ANALISI DELL’ISTITUTO CATTANEO di Piergiorgio Corbetta e Dario Tuorto


Il risultato delle elezioni suppletive di domenica e lunedì 24-25 ottobre e il recente dibattito sull’opportunità (o meno) di una strategia da parte della GAD rivolta soprattutto a catturare gli “indecisi di centro” hanno riproposto all’attenzione dei commentatori politici il tema dell’astensionismo elettorale. Avendo intenzione, come è costume dell’Istituto Cattaneo, di dare alle nostre considerazioni un fondamento empirico, dobbiamo premettere che il fenomeno dell’astensionismo elettorale è difficilmente esplorabile col tradizionale metodo dell’intervista, in quanto molte persone, alla domanda se sono andate a votare, rispondono affermativamente anche se non si sono recate alle urne (i sociologi chiamano “domande di prestigio” quelle domande alle quali molti intervistati rispondono secondo quello che essi reputano un “buon” comportamento, e non secondo il loro effettivo agire). Per superare questo grave ostacolo, l’Istituto Cattaneo ha condotto questa ricerca sull’astensionismo a partire dalle liste elettorali - che riportano il voto o il non voto degli elettori, unitamente alla loro età, genere e professione - su un campione nazionale di 100 sezioni, pari a ben 80.000 elettori.

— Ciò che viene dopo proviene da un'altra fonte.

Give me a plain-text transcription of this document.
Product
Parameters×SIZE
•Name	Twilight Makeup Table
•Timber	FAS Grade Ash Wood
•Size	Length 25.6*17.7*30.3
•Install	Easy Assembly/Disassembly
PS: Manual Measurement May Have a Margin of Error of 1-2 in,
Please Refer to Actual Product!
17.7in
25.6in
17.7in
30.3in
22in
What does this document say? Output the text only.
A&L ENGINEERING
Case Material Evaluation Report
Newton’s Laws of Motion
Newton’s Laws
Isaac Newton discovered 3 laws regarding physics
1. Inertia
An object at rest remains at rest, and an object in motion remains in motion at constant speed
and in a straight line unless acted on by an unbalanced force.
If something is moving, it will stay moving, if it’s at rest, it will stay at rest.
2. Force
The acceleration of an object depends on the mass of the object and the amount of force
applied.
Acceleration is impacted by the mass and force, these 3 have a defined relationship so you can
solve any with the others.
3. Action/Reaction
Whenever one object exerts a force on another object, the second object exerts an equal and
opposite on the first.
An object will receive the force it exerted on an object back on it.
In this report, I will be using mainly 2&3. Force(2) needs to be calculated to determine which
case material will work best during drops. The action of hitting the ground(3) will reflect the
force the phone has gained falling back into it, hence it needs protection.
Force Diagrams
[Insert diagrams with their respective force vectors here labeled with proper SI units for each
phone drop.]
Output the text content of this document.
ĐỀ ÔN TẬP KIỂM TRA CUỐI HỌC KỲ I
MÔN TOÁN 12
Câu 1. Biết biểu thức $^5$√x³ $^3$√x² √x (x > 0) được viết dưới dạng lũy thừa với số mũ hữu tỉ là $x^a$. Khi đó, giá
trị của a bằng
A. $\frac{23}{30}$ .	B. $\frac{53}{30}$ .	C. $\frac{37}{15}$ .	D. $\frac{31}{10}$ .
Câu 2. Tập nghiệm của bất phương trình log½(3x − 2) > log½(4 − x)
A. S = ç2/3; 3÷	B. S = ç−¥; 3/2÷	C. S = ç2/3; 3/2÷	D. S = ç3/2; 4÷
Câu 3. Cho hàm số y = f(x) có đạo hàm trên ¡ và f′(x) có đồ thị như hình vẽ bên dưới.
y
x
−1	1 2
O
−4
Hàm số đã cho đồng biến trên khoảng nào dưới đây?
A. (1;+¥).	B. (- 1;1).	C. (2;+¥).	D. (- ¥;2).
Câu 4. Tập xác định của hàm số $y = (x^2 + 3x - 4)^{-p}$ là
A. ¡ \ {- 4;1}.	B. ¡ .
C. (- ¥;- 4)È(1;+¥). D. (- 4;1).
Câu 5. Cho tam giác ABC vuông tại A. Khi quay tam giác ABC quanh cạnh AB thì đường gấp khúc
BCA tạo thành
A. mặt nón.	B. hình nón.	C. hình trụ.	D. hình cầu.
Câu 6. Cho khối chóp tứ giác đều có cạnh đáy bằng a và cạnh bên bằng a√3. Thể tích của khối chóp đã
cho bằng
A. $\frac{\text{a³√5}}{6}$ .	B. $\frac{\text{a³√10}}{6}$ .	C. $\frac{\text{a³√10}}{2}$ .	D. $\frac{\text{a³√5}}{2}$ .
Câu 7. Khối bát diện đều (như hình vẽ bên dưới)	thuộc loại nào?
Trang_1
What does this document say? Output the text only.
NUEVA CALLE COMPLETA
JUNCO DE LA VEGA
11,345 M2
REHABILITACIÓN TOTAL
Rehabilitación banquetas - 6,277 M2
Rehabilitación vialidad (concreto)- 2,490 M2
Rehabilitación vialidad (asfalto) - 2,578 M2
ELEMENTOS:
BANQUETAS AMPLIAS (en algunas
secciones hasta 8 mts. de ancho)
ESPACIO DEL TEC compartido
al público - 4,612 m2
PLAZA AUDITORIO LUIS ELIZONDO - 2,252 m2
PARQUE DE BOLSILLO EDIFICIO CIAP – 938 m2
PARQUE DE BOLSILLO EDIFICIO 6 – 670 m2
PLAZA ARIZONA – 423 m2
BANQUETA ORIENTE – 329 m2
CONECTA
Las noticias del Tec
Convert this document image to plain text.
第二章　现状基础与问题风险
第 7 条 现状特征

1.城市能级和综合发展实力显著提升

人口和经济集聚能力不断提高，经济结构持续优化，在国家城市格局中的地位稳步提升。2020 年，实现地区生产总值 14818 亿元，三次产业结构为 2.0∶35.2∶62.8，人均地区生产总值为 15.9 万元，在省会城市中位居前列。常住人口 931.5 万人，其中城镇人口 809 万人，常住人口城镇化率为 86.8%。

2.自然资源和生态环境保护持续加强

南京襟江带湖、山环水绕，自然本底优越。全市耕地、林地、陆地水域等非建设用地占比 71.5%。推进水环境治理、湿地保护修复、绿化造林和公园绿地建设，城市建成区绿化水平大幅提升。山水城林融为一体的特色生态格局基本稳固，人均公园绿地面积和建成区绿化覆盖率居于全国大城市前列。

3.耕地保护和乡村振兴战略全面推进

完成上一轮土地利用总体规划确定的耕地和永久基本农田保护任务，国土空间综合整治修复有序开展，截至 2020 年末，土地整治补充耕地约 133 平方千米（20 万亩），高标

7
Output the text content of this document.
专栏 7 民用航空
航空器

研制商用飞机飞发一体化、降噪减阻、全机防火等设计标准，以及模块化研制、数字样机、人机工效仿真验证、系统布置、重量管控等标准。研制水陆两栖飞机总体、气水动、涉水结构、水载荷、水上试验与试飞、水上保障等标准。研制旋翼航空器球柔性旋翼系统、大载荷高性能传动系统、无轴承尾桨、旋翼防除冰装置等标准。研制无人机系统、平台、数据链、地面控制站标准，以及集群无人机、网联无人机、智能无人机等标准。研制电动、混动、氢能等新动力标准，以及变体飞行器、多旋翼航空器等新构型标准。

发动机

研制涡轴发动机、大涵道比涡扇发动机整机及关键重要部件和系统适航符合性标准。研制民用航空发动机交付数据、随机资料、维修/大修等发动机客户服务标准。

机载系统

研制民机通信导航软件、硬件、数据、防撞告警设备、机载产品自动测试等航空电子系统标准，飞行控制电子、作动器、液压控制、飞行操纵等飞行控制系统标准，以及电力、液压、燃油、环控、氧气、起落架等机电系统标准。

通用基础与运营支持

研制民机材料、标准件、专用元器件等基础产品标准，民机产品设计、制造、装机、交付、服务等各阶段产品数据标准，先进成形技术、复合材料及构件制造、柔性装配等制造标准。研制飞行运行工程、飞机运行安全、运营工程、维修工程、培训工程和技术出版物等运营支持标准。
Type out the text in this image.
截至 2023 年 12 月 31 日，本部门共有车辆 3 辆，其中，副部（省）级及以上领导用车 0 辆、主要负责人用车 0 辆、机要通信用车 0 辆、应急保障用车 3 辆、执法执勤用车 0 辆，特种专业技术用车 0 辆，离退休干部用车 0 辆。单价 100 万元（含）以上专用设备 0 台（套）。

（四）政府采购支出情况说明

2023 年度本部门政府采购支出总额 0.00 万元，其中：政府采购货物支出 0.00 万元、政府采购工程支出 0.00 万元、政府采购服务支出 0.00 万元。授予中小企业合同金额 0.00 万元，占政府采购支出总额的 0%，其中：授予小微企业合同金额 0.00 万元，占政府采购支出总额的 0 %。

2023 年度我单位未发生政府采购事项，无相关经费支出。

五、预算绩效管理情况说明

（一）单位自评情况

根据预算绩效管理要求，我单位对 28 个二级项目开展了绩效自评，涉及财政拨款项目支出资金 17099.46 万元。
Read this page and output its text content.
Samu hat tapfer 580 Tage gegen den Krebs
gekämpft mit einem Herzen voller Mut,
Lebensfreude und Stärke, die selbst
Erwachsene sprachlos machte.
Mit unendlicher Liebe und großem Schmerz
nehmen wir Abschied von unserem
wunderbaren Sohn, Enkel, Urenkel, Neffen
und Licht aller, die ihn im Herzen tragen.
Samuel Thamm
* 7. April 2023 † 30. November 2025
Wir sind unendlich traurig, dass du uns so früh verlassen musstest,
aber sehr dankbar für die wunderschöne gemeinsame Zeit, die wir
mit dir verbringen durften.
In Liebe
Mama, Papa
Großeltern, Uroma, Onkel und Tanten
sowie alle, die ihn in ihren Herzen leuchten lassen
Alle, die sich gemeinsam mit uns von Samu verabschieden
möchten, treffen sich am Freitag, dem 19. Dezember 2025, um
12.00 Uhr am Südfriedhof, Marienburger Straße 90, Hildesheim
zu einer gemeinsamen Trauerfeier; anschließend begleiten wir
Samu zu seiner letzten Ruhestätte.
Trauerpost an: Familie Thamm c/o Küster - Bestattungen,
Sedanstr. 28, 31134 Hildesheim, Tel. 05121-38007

Successivamente, per esplorare le motivazioni del comportamento stesso, ha intervistato circa 600 elettori astensionisti certi e 600 votanti certi (come risultano dalle liste elettorali), fra loro equivalenti in quanto ad età, genere e sezione di residenza. In questo modo siamo in grado di comparare un campione effettivo di non votanti e uno di votanti e di metterne in evidenza le differenze.

Affronteremo il problema rispondendo a tre interrogativi.


1.   L’astensionismo è un fenomeno di apatia o di protesta?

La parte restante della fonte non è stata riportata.